Anyone over 50 and still working would have to contribute before they could hope to benefit, but anyone on an average income of pounds 15,000 a year would be putting in less than the current cost of a private insurance scheme, and would stand to gain from a Rowntree scheme. Individuals much under 50, especially young people in their twenties with up to 40 years still to work and contribute, would however be entitled to complain that they would be helping to pay for the current generation of middle-aged and retired people and also over-paying for their own care when the time came.
The idea of a comprehensive fund is unlikely to appeal to the sub-class of individuals, already several million strong, who have little or no chance in the current economic climate of accumulating enough savings and financial assets before they get old. Under current circumstances, if they have assets of less than pounds 10,000 they would qualify for free residential care in any case without having to contribute from their own resources. For them, a 1.5 per cent deduction from anything they do earn would be an unnecessary extra tax which they could ill afford, for a benefit they would receive free anyway.

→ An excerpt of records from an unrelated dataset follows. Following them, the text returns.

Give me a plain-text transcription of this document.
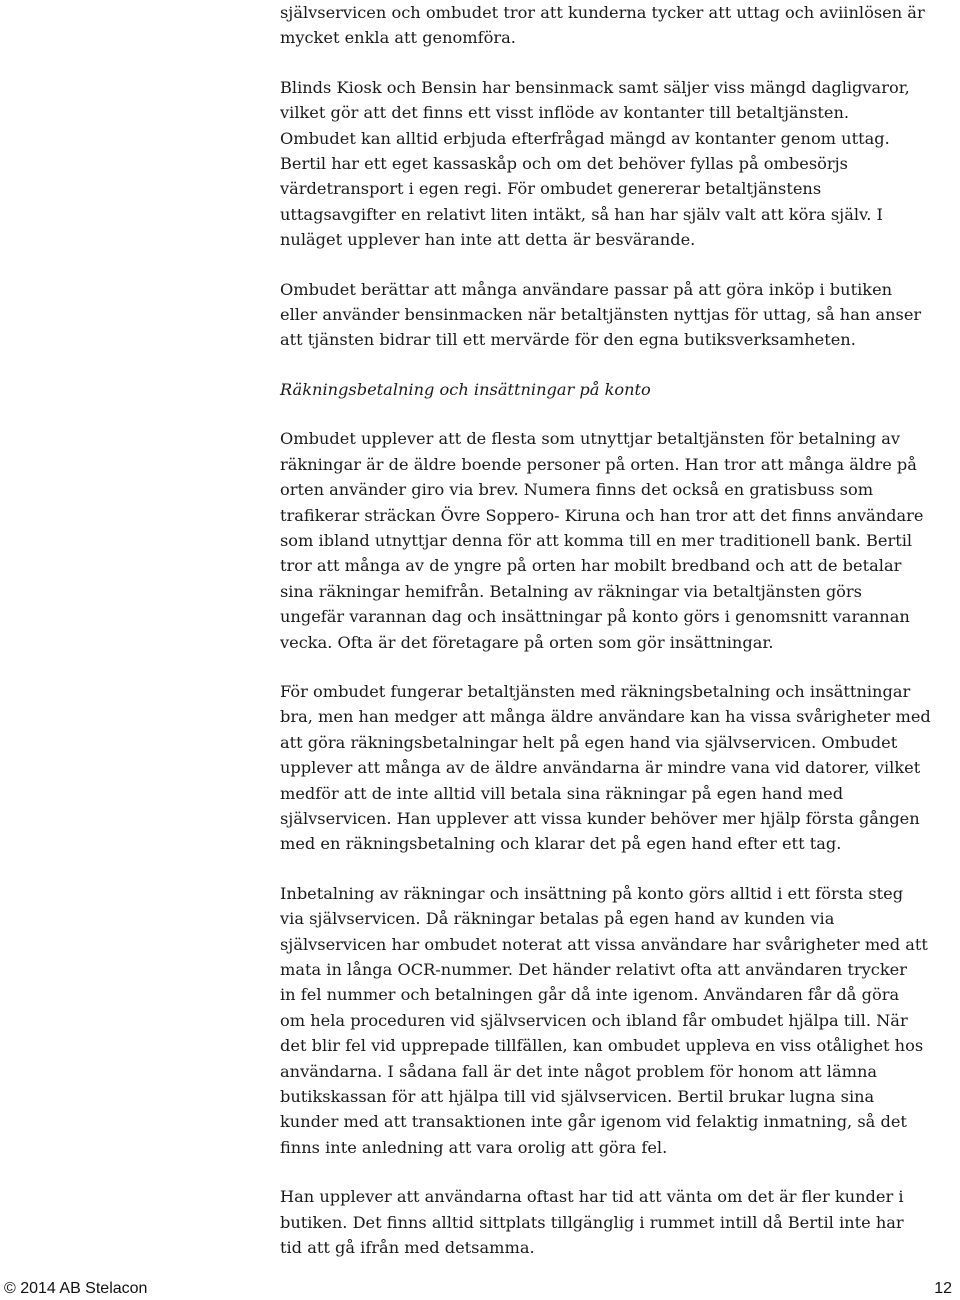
självservicen och ombudet tror att kunderna tycker att uttag och aviinlösen är
mycket enkla att genomföra.

Blinds Kiosk och Bensin har bensinmack samt säljer viss mängd dagligvaror,
vilket gör att det finns ett visst inflöde av kontanter till betaltjänsten.
Ombudet kan alltid erbjuda efterfrågad mängd av kontanter genom uttag.
Bertil har ett eget kassaskåp och om det behöver fyllas på ombesörjs
värdetransport i egen regi. För ombudet genererar betaltjänstens
uttagsavgifter en relativt liten intäkt, så han har själv valt att köra själv. I
nuläget upplever han inte att detta är besvärande.

Ombudet berättar att många användare passar på att göra inköp i butiken
eller använder bensinmacken när betaltjänsten nyttjas för uttag, så han anser
att tjänsten bidrar till ett mervärde för den egna butiksverksamheten.

Räkningsbetalning och insättningar på konto

Ombudet upplever att de flesta som utnyttjar betaltjänsten för betalning av
räkningar är de äldre boende personer på orten. Han tror att många äldre på
orten använder giro via brev. Numera finns det också en gratisbuss som
trafikerar sträckan Övre Soppero- Kiruna och han tror att det finns användare
som ibland utnyttjar denna för att komma till en mer traditionell bank. Bertil
tror att många av de yngre på orten har mobilt bredband och att de betalar
sina räkningar hemifrån. Betalning av räkningar via betaltjänsten görs
ungefär varannan dag och insättningar på konto görs i genomsnitt varannan
vecka. Ofta är det företagare på orten som gör insättningar.

För ombudet fungerar betaltjänsten med räkningsbetalning och insättningar
bra, men han medger att många äldre användare kan ha vissa svårigheter med
att göra räkningsbetalningar helt på egen hand via självservicen. Ombudet
upplever att många av de äldre användarna är mindre vana vid datorer, vilket
medför att de inte alltid vill betala sina räkningar på egen hand med
självservicen. Han upplever att vissa kunder behöver mer hjälp första gången
med en räkningsbetalning och klarar det på egen hand efter ett tag.

Inbetalning av räkningar och insättning på konto görs alltid i ett första steg
via självservicen. Då räkningar betalas på egen hand av kunden via
självservicen har ombudet noterat att vissa användare har svårigheter med att
mata in långa OCR-nummer. Det händer relativt ofta att användaren trycker
in fel nummer och betalningen går då inte igenom. Användaren får då göra
om hela proceduren vid självservicen och ibland får ombudet hjälpa till. När
det blir fel vid upprepade tillfällen, kan ombudet uppleva en viss otålighet hos
användarna. I sådana fall är det inte något problem för honom att lämna
butikskassan för att hjälpa till vid självservicen. Bertil brukar lugna sina
kunder med att transaktionen inte går igenom vid felaktig inmatning, så det
finns inte anledning att vara orolig att göra fel.

Han upplever att användarna oftast har tid att vänta om det är fler kunder i
butiken. Det finns alltid sittplats tillgänglig i rummet intill då Bertil inte har
tid att gå ifrån med detsamma.

© 2014 AB Stelacon	12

The fund is also unlikely to appeal to anyone who already has enough money to pay for private care of a self-sustaining basis, either out of assets or an income stream or a pension of more than pounds 20,000 a year. Anyone who has already been contributing to a private insurance scheme, either by paying an annual premium or a lump sum up front, would also be unlikely to welcome a compulsory pay-as-you-go scheme suggested by the Rowntree Foundation.
Add in the four people out of five who on current numbers will die relatively suddenly without qualifying through loss of their physical or mental powers for paid-for nursing care at home or residential or nursing care in a residential home, and it is obvious that there is a powerful constituency of individuals who would rather not contribute to a universal scheme.
At this particular moment, a universal contributory scheme is unlikely to find much favour with politicians of any party with serious hopes of winning the next election. A mandatory 1.5 per cent contribution to a long-term care fund would be all too easy for opponents to denounce as an additional tax, at a time when the Conservatives are trying desperately to project a claim to be the party of lower taxation. The health minister Simon Burns has already condemned the Rowntree proposals as "a new and unfair tax".
For the same reason, the Labour party is unlikely to endorse a comprehensive scheme. In the past year it has already backtracked on the idea of a mandatory extra pension scheme to which everyone in work would be obliged to contribute.